The LIGO/Virgo collaboration has reported the detection of GW190412, a black hole-black hole (BH-BH) merger with the most unequal masses to date: m_1=24.4--34.7 Msun and m_2=7.4--10.1 Msun, corresponding to a mass ratio of q=0.21--0.41 (90 per cent probability range). Additionally, GW190412's effective spin was estimated to be X_eff=0.14--0.34, with the spin of the primary BH in the range a_spin=0.17--0.59. Based on this and prior detections, >10 per cent of BH-BH mergers have q 0.5).

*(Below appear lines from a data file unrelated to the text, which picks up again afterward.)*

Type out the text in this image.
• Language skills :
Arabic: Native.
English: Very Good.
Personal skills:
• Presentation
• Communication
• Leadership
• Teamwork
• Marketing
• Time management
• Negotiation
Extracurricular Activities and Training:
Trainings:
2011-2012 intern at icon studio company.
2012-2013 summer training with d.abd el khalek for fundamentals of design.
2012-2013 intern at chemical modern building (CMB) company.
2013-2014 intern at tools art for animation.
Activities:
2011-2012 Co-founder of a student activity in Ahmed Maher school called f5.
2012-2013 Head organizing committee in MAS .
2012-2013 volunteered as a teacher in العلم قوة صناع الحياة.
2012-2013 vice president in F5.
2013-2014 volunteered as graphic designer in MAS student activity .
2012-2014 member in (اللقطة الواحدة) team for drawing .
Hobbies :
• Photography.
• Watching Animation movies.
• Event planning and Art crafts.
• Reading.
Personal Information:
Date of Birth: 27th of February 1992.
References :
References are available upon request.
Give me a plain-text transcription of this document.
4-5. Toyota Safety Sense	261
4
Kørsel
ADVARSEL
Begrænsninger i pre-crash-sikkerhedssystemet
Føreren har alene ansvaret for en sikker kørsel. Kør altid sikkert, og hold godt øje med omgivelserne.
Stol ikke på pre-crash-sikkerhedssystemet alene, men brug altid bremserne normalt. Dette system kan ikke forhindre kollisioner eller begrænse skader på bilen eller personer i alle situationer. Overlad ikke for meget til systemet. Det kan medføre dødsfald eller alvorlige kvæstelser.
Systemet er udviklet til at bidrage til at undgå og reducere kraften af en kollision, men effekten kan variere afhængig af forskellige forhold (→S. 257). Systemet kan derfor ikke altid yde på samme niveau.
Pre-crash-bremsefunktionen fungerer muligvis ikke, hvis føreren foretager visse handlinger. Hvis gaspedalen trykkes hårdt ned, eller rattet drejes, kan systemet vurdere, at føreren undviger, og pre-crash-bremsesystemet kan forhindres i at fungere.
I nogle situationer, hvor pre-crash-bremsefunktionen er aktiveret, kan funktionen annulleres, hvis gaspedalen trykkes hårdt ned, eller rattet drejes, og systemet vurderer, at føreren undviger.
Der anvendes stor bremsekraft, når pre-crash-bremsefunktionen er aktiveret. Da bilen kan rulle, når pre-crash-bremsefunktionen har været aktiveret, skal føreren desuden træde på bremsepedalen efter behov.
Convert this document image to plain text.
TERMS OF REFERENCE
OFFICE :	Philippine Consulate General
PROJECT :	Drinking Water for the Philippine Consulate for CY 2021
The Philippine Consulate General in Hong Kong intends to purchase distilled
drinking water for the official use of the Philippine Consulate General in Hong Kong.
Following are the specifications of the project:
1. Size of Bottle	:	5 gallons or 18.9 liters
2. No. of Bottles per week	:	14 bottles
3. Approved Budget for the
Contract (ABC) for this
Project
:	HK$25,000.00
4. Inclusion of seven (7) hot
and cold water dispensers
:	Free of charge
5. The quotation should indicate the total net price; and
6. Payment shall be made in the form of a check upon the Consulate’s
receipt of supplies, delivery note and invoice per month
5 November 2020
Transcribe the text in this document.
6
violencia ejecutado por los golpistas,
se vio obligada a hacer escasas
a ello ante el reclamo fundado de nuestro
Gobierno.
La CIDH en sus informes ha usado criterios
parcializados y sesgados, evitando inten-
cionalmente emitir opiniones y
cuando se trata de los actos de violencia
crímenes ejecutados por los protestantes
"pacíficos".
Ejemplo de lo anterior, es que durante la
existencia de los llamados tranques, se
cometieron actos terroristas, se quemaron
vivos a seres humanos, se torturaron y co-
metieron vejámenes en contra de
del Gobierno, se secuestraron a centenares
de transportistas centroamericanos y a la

Here we test whether the classical isolated binary evolution channel can produce mergers resembling GW190412. We show that our standard binary evolution scenario, with the typical assumptions on input physics we have used in the past, produces such mergers. We provide an explicit example of an unequal mass BH-BH merger, which forms at low metallicity (Z=0.002) from two massive stars (77 and 35 Msun) and results in a BH-BH merger with m_1=27.0 Msun, m_2=9.9 Msun (q=0.37), with primary black hole spin a_spin=0.19 and an effective spin parameter X_eff=0.335. For this particular model of the input physics the overall BH-BH merger rate density in the local Universe (z=0) is: 73.5 Gpc^-3 yr^-1, while for systems with q<0.21, 0.28, 0.41, and 0.59 the rate density is: 0.01, 0.12, 6.8, and 22.2 Gpc^-3 yr^-1, respectively. The results from our standard model are consistent with the masses and spins of the black holes in GW190412, as well as with the LIGO/Virgo estimate of the fraction of unequal-mass BH-BH mergers.